Het is die van Kuyper georven obsessie dat men zelf de kerk maakt, móet maken. Dat zij ter plekke gesticht wordt door de gelovigen aldaar. Je dóet het allemaal zelf, je móet het allemaal zelf. Er is dat Gereformeerde trekje dat zij er zelf voor moeten zorgen dat de kerk de ware kerk is. En zelfs als het - heel legitiem - gaat om de mensen die buiten of binnen de kerk de pisang zijn, dan nog moet eerst die kerk hervormd worden.
Dat je alles en iedereen, maar niet de kerk nog wat tijd en ruimte mag geven. Dat je elkaar altijd en overal, maar niet in de kerk het voordeel van de twijfel mag geven. Kuyper verlaat op dit punt Calvijn die de kerk nog zag als moeder en voedster. Een kerk die er al was voor wij er waren en die ons zal overleven. Een kerk die ons verwacht heeft. Een kerk waar wij eerst ontvangen en nog eens ontvangen, alvorens wij er weer onze stempel op moeten drukken of buiten hoog van de toren moeten blazen. Met bescheidenheid heeft dat niets te maken. Ook bescheidenheid kan zeer aggressief zijn. Brrr. Het is versterkt door al die karakters die zich in 1886 door Kuyper aangesproken voelden en die tot in het derde en vierde geslacht alleen met elkaar trouwden.

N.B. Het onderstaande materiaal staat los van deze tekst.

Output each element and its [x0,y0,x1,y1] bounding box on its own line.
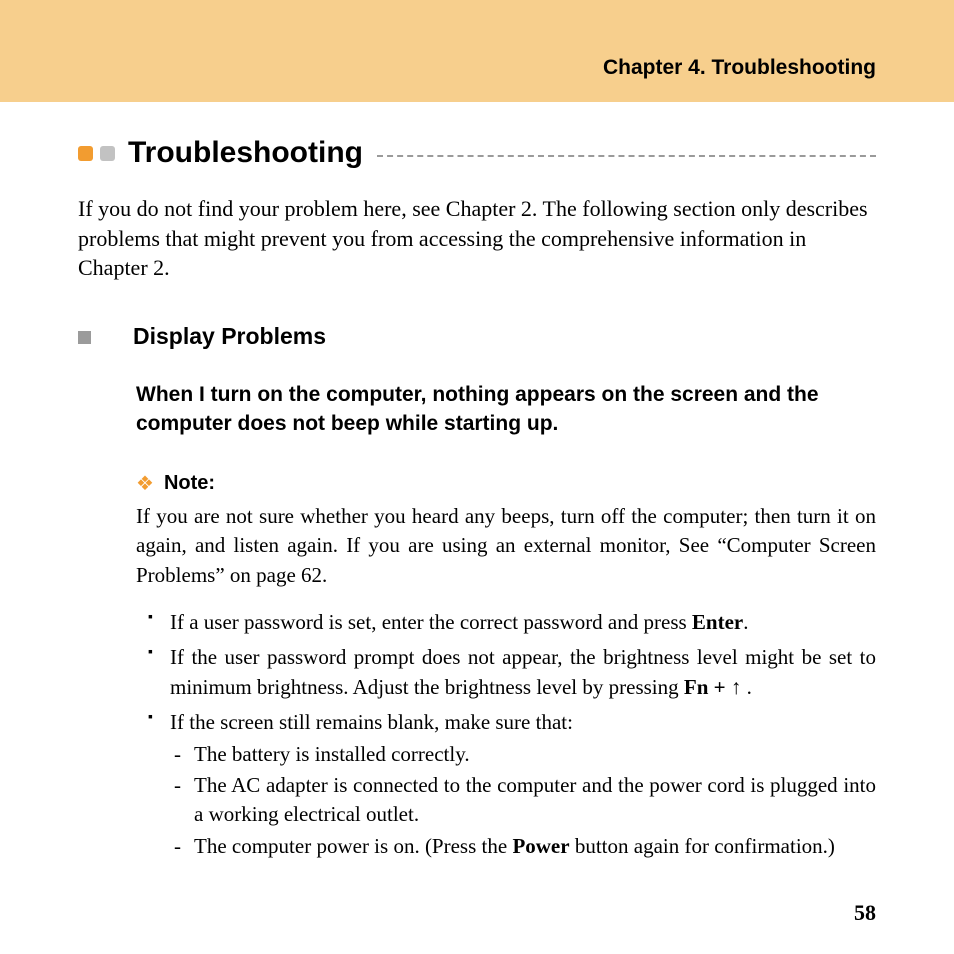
bullet-list: If a user password is set, enter the cor… [136,608,876,861]
note-header: ❖ Note: [136,471,876,496]
chapter-title: Chapter 4. Troubleshooting [603,56,876,80]
subsection-body: When I turn on the computer, nothing app… [136,380,876,861]
bold-text: Fn + [684,675,731,699]
list-item: If the screen still remains blank, make … [170,708,876,861]
diamond-icon: ❖ [136,471,154,496]
text: The computer power is on. (Press the [194,834,512,858]
problem-title: When I turn on the computer, nothing app… [136,380,876,439]
text: If the user password prompt does not app… [170,645,876,698]
note-text: If you are not sure whether you heard an… [136,502,876,590]
text: . [741,675,752,699]
section-intro: If you do not find your problem here, se… [78,194,876,283]
subsection-row: Display Problems [78,323,876,350]
bold-text: Enter [692,610,743,634]
note-label: Note: [164,472,215,495]
list-item: If the user password prompt does not app… [170,643,876,702]
text: button again for confirmation.) [570,834,835,858]
dashed-rule [377,155,876,157]
list-item: The computer power is on. (Press the Pow… [194,832,876,861]
text: If a user password is set, enter the cor… [170,610,692,634]
page-number: 58 [854,900,876,926]
grey-bullet-icon [78,331,91,344]
list-item: If a user password is set, enter the cor… [170,608,876,637]
orange-square-icon [78,146,93,161]
section-title: Troubleshooting [128,136,363,170]
page-content: Troubleshooting If you do not find your … [0,102,954,861]
subsection-title: Display Problems [133,323,326,350]
grey-square-icon [100,146,115,161]
section-title-row: Troubleshooting [78,136,876,170]
list-item: The AC adapter is connected to the compu… [194,771,876,830]
document-page: Chapter 4. Troubleshooting Troubleshooti… [0,0,954,954]
text: If the screen still remains blank, make … [170,710,573,734]
bold-text: Power [512,834,569,858]
header-band: Chapter 4. Troubleshooting [0,0,954,102]
text: . [743,610,748,634]
list-item: The battery is installed correctly. [194,740,876,769]
up-arrow-icon: ↑ [731,673,742,702]
dash-list: The battery is installed correctly. The … [170,740,876,862]
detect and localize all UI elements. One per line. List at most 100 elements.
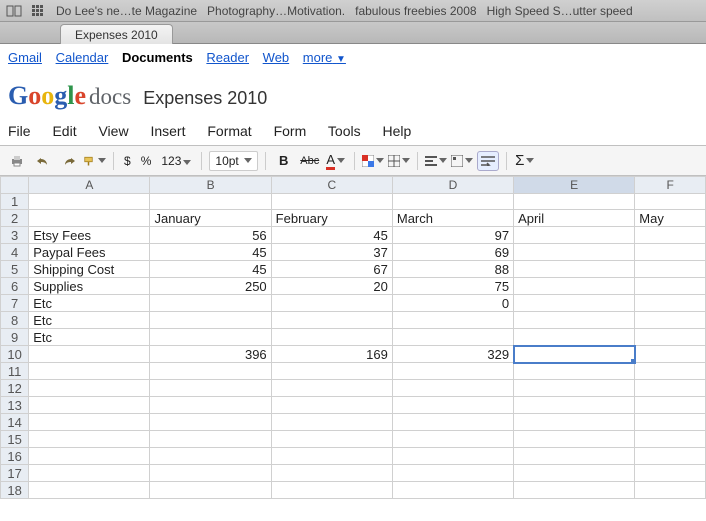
menu-insert[interactable]: Insert (150, 123, 185, 139)
row-header[interactable]: 6 (1, 278, 29, 295)
cell[interactable] (271, 448, 392, 465)
cell[interactable]: 56 (150, 227, 271, 244)
col-header-C[interactable]: C (271, 177, 392, 194)
cell[interactable]: April (514, 210, 635, 227)
print-icon[interactable] (6, 151, 28, 171)
cell[interactable]: 45 (150, 244, 271, 261)
col-header-E[interactable]: E (514, 177, 635, 194)
row-header[interactable]: 1 (1, 194, 29, 210)
link-calendar[interactable]: Calendar (56, 50, 109, 65)
format-percent[interactable]: % (138, 154, 155, 168)
cell[interactable] (514, 431, 635, 448)
cell[interactable] (635, 261, 706, 278)
link-more[interactable]: more ▼ (303, 50, 346, 65)
cell[interactable] (392, 312, 513, 329)
row-header[interactable]: 16 (1, 448, 29, 465)
borders-button[interactable] (388, 151, 410, 171)
row-header[interactable]: 5 (1, 261, 29, 278)
row-header[interactable]: 18 (1, 482, 29, 499)
cell[interactable] (635, 278, 706, 295)
cell[interactable]: January (150, 210, 271, 227)
cell[interactable]: 45 (271, 227, 392, 244)
menu-file[interactable]: File (8, 123, 31, 139)
cell[interactable] (150, 363, 271, 380)
align-button[interactable] (425, 151, 447, 171)
cell[interactable] (635, 363, 706, 380)
cell[interactable]: May (635, 210, 706, 227)
bookmark-item[interactable]: High Speed S…utter speed (487, 4, 633, 18)
cell[interactable] (150, 414, 271, 431)
cell[interactable] (29, 431, 150, 448)
cell[interactable]: February (271, 210, 392, 227)
cell[interactable] (635, 227, 706, 244)
strikethrough-button[interactable]: Abc (299, 151, 321, 171)
cell[interactable]: March (392, 210, 513, 227)
cell[interactable] (392, 414, 513, 431)
col-header-F[interactable]: F (635, 177, 706, 194)
functions-button[interactable]: Σ (514, 151, 536, 171)
cell[interactable] (150, 431, 271, 448)
spreadsheet[interactable]: A B C D E F 1 2 January February March A… (0, 176, 706, 499)
bookmark-item[interactable]: fabulous freebies 2008 (355, 4, 476, 18)
row-header[interactable]: 14 (1, 414, 29, 431)
cell[interactable] (29, 465, 150, 482)
cell[interactable] (635, 482, 706, 499)
link-gmail[interactable]: Gmail (8, 50, 42, 65)
cell[interactable]: Etc (29, 329, 150, 346)
cell[interactable] (392, 329, 513, 346)
paint-format-icon[interactable] (84, 151, 106, 171)
cell[interactable] (271, 414, 392, 431)
cell[interactable] (392, 380, 513, 397)
cell[interactable] (150, 380, 271, 397)
row-header[interactable]: 2 (1, 210, 29, 227)
link-reader[interactable]: Reader (206, 50, 249, 65)
cell[interactable]: 0 (392, 295, 513, 312)
cell[interactable] (271, 380, 392, 397)
menu-edit[interactable]: Edit (52, 123, 76, 139)
cell[interactable] (514, 244, 635, 261)
cell[interactable] (635, 397, 706, 414)
cell[interactable] (150, 465, 271, 482)
cell[interactable] (29, 482, 150, 499)
cell[interactable]: 67 (271, 261, 392, 278)
cell[interactable] (271, 363, 392, 380)
cell[interactable] (29, 363, 150, 380)
bookmark-item[interactable]: Photography…Motivation. (207, 4, 345, 18)
cell[interactable] (514, 380, 635, 397)
cell[interactable]: 37 (271, 244, 392, 261)
selected-cell[interactable] (514, 346, 635, 363)
cell[interactable]: 75 (392, 278, 513, 295)
cell[interactable]: Etc (29, 312, 150, 329)
cell[interactable] (271, 482, 392, 499)
cell[interactable] (635, 414, 706, 431)
cell[interactable]: 20 (271, 278, 392, 295)
cell[interactable] (150, 312, 271, 329)
document-title[interactable]: Expenses 2010 (143, 88, 267, 109)
redo-icon[interactable] (58, 151, 80, 171)
col-header-B[interactable]: B (150, 177, 271, 194)
cell[interactable] (635, 329, 706, 346)
cell[interactable] (514, 227, 635, 244)
cell[interactable] (271, 465, 392, 482)
text-color-button[interactable]: A (325, 151, 347, 171)
undo-icon[interactable] (32, 151, 54, 171)
row-header[interactable]: 8 (1, 312, 29, 329)
cell[interactable] (635, 295, 706, 312)
menu-view[interactable]: View (98, 123, 128, 139)
cell[interactable]: Paypal Fees (29, 244, 150, 261)
browser-tab[interactable]: Expenses 2010 (60, 24, 173, 44)
cell[interactable] (392, 465, 513, 482)
cell[interactable] (150, 482, 271, 499)
cell[interactable] (392, 431, 513, 448)
col-header-D[interactable]: D (392, 177, 513, 194)
cell[interactable] (29, 397, 150, 414)
cell[interactable]: 69 (392, 244, 513, 261)
row-header[interactable]: 17 (1, 465, 29, 482)
cell[interactable] (514, 278, 635, 295)
cell[interactable] (514, 397, 635, 414)
cell[interactable] (514, 414, 635, 431)
cell[interactable] (271, 329, 392, 346)
cell[interactable] (150, 397, 271, 414)
col-header-A[interactable]: A (29, 177, 150, 194)
cell[interactable] (271, 431, 392, 448)
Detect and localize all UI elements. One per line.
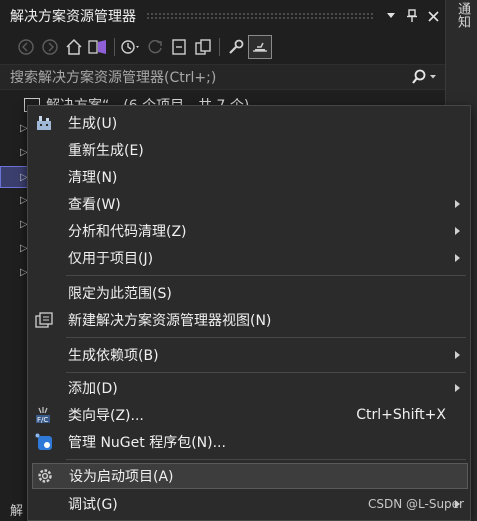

Dat Dane ontdekt heeft dat juist de kinderen van de grote leiders eruit stapten, verbaast me niets. Ze volgen hiermee hun vaders.
Ik ben daarom zeer blij met de Hervormde kerkorde die oog heeft voor de menselijke zwakheid. Ik heb het altijd wijs gevonden dat het hervormde diakonale geld in een aparte pot zat. Als wij leven naar het Alles in allen toe, zullen wij nú het geld in aparte potjes moeten bewaren en uitgeven.
Verder zullen we moeten leren dat de Eeuwige, geloofd zij Zhij, ook met een kromme kerk een rechte slag kan slaan. Van onder of boven maakt dan niet uit, zoals Salemink terecht opmerkt, als het maar raak is. En dat is hij alleen als hij in dienst wordt genomen.
Het gaat er mij nu niet om om alle terechte woede te bagatelliseren, laat staan de energie die mensen in de het hervormen van de kerk willen steken, belachelijk te maken. Maar in verdunde vorm zal zij beter tot haar recht komen.
Het gaat om het beginsel (...eh, slik)
Geworteld en gegrond,
Vast en veranderlijk
Laat los en je zult losgelaten worden.